Calciomercato Inter, da Kovacic a Bisseck: le intuizioni di Ausilio
Ultimo di questa speciale graduatoria, anche in ordine di tempo, Yann Bisseck. Il difensore classe 2000 è stato prelevato nel 2023 dall’Aarhus per pochi milioni di euro. Un profilo totalmente sconosciuto che lavorando sui propri difetti e sfruttando le grandi capacità – fisiche e tecniche – è diventato in pochi anni una delle colonne nerazzurre. Su di lui l’interesse di diverse squadre inglesi e il Bayern Monaco.
Al quarto posto Markus Thuram. Un colpo un po’ marottiano, se vogliamo. Nella stessa estate di Bisteccone sbarca a Milano anche il figlio d’arte, destinato a diventare l’altra metà della ThuLa. Ausilio bruciò sul tempo i cugini del Milan ma la bontà dell’operazione risiede soprattutto nel fatto di aver capito prima di altri che quell’attacante esterno avrebbe potuto fare la differenza un po’ più nel mezzo, in tandem con un’altra punta.
Troviamo invece l’Ausilio talent-scout nell’acquisto (gennaio 2013) di Mateo Kovacic. Qui siamo sul podio.

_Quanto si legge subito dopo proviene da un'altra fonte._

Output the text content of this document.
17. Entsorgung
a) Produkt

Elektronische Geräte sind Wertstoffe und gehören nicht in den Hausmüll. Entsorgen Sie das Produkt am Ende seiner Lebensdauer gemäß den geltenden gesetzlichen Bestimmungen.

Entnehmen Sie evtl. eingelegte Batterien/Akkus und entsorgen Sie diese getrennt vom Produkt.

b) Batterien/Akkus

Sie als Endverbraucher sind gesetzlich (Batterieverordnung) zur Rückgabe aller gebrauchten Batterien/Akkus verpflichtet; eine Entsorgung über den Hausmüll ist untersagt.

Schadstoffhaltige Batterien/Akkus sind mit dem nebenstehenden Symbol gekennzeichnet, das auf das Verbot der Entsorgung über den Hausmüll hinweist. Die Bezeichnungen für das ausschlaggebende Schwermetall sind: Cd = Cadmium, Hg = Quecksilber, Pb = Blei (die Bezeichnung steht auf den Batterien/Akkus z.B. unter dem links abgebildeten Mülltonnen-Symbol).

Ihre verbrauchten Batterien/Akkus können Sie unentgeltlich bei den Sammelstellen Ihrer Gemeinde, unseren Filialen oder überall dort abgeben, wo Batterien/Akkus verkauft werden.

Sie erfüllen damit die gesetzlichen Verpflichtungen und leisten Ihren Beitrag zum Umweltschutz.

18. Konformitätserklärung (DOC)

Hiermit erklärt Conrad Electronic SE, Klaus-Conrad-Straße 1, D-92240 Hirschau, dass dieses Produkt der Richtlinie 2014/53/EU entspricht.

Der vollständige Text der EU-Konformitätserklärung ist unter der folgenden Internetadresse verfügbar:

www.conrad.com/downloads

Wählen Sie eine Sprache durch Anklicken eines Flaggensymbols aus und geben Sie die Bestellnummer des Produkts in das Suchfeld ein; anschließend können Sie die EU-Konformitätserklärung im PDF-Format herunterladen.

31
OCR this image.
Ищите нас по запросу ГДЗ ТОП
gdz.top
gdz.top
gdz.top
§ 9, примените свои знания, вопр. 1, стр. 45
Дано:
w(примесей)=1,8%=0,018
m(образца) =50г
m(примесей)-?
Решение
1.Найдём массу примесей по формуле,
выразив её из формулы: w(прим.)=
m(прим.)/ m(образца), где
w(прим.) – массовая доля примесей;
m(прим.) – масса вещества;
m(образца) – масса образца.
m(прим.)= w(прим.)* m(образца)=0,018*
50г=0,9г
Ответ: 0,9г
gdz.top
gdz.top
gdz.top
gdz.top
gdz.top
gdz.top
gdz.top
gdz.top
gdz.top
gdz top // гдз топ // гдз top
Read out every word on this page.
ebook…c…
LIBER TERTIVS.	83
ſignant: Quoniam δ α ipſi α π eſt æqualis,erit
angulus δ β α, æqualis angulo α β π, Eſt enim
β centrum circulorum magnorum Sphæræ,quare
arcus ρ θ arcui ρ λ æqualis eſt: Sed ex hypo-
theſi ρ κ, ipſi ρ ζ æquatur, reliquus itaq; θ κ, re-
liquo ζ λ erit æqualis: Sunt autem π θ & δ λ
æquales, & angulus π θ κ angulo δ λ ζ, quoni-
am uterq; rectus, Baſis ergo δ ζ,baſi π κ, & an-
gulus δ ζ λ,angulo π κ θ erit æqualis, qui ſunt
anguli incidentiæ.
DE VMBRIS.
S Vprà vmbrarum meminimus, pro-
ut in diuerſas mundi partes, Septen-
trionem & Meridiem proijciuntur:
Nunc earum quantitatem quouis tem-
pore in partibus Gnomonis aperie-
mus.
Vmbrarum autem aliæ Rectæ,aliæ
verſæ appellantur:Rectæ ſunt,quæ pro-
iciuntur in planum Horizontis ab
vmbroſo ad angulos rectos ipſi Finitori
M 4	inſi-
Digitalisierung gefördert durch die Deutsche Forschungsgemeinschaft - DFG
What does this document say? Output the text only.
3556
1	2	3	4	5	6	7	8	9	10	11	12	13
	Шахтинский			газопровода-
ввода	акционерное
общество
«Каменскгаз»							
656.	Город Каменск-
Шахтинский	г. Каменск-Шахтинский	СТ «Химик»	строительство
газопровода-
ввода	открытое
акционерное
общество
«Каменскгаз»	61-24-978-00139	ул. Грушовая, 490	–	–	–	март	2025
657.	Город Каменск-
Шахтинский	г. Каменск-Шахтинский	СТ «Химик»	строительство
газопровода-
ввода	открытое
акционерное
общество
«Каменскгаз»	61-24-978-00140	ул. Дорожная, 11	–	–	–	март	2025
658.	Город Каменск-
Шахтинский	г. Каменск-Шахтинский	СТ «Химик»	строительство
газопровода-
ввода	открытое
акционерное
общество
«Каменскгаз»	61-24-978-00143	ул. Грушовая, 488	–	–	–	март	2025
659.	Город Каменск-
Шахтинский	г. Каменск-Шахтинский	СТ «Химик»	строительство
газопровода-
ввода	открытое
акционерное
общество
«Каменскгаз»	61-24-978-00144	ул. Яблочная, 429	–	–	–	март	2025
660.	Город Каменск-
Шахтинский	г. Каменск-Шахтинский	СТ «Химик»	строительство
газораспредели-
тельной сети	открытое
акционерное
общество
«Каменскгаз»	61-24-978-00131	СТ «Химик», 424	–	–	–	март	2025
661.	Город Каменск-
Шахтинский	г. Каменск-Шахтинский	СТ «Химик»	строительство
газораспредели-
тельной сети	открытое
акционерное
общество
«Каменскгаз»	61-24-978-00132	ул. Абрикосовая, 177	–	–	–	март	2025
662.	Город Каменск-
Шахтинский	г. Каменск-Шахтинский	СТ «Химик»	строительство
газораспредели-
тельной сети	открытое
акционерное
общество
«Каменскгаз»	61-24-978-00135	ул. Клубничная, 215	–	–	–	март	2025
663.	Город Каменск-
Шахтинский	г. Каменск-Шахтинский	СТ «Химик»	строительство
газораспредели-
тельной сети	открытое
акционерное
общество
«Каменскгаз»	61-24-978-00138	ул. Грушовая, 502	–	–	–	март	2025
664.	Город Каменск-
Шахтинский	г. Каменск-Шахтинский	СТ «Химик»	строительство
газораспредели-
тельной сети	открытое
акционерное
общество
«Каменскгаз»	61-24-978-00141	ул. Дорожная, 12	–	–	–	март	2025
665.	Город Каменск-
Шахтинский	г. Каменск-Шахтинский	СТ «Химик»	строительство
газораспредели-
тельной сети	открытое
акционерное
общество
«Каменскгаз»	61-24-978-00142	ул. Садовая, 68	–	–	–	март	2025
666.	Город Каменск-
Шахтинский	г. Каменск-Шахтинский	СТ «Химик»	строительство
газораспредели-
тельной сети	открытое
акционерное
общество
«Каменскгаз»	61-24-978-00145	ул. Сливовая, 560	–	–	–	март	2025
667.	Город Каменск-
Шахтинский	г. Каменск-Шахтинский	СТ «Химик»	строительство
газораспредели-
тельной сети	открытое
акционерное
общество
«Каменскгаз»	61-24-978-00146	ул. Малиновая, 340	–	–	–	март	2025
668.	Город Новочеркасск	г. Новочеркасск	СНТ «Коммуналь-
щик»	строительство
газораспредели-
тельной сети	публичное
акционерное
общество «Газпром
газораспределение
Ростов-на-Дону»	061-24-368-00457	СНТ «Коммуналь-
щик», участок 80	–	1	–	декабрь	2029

L’investimento da una quindicina di milioni è mirato per questo croato ancora acerbo. All’ombra della Madonnina farà intravedere grandi capacità: dopo due stagioni e mezzo finisce – per il doppio – al Real Madrid. Ad oggi nel curriculum ha quattro Champions League.
Lautaro Martinez e Marcelo Brozovic
Eccoci alle prime settimane del 2015. La medaglia d’argento va a Marcelo Brozovic. Epic Brozo arrivò un po’ in sordina ma, soprattutto dopo lo slittamento in cabina di regia, fu protagonista di una crescita personale davvero esponenziale.
Il colpo principe di Piero Ausilio però porta il numero dieci sulle spalle e indossa la fascia da capitano al braccio sinistro. Il direttore sportivo andò a pescarlo direttamente in Argentina con il tempismo dei tempi migliori – sul Toro c’era forte l’Atletico Madrid. Il ragazzino che faceva staffetta con un Milito a fine carriera è oggi il primus inter pares dell’Inter campione d’Italia. Per chi non l’avessa capito si chiama Lautaro Martinez.